Chinese educator and politician from China

Pang Lijuan (庞丽娟; born August 1962) is a Chinese educator and politician who is a member of the Standing Committee of the National People's Congress and a member of the Chinese Communist Party. She has also worked at Beijing Normal University, University of California, Berkeley, and Stanford University.

==Early life==
Pang was born in 1962, in Ninghai County, Zhejiang, China. Lijuan graduated with a Bachelor of Arts in childhood education in 1982, a master of philosophy from the University of Illinois at Urbana–Champaign in 1987 and a doctorate in psychology in 1991, from the Beijing Normal University.

==Career==
Pang has worked at Beijing Normal University, University of California, Berkeley, and Stanford University.
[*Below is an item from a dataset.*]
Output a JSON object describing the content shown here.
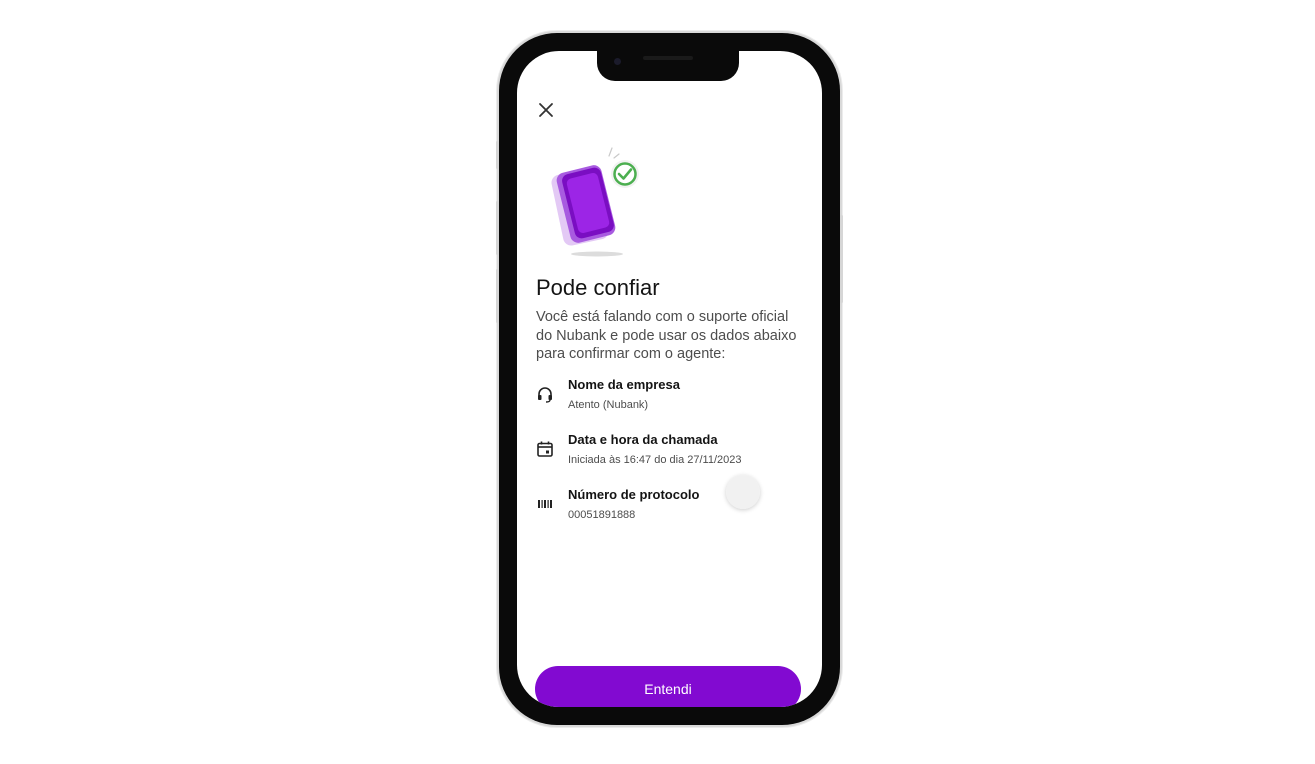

At Beijing Normal University she worked as Vice Director of the University Council, and as a professor. She worked at the Senior Behavior Scientific Research Center at Stanford University and at the Institute of Human Development at the University of California, Berkeley.

Since 2003, Pang served as a member of the Standing Committee of the National People's Congress and during her tenure she served on the Education, Science, Culture and Health committee.